Maybe in my life, my sister is the person I am most sorry for. As a man, I chose to run away from the battle when it was most wrong, pushing my 18-year-old sister with my heavy work and dilapidated home, and letting her support me and my brother to finish a few years of high school and four years of college (my brother was a two-year secondary school). The work she did, as I did in 1983 and 1984, may have to be under more pressure - almost all the young men and women in the village have gone to work in Guangdong, and the psychological torture of the suppressed desire of young people to yearn for the outside world is unbearable for ordinary people. But she couldn't go, because the family couldn't do without her.

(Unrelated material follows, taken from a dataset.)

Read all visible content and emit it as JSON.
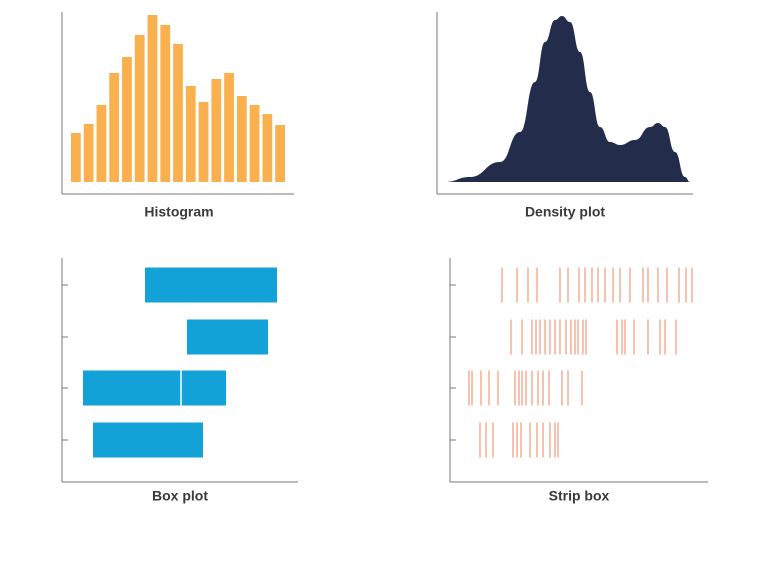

In 1984, I didn't understand these truths, I only knew that my escape was the right thing to do. When I realized, it was time for me to go to college and spend the money my sister earned every month, and that feeling of remorse and guilt never disappeared, and it became stronger and stronger. I've always wanted to help her with something, like help her find a good job, but I can't help him because I can't help her, which I'll keep coming up with in many chapters. When I think of my sister, my sister who is suffering, my sister who died early, I can't help but burst into tears.

Later, I imagined more than once that if I had gone to Guangdong to work since 1983, what would have been my destiny? In 2014, there was a word called "willful" that was very popular, and I think that in 1983, I was very willful.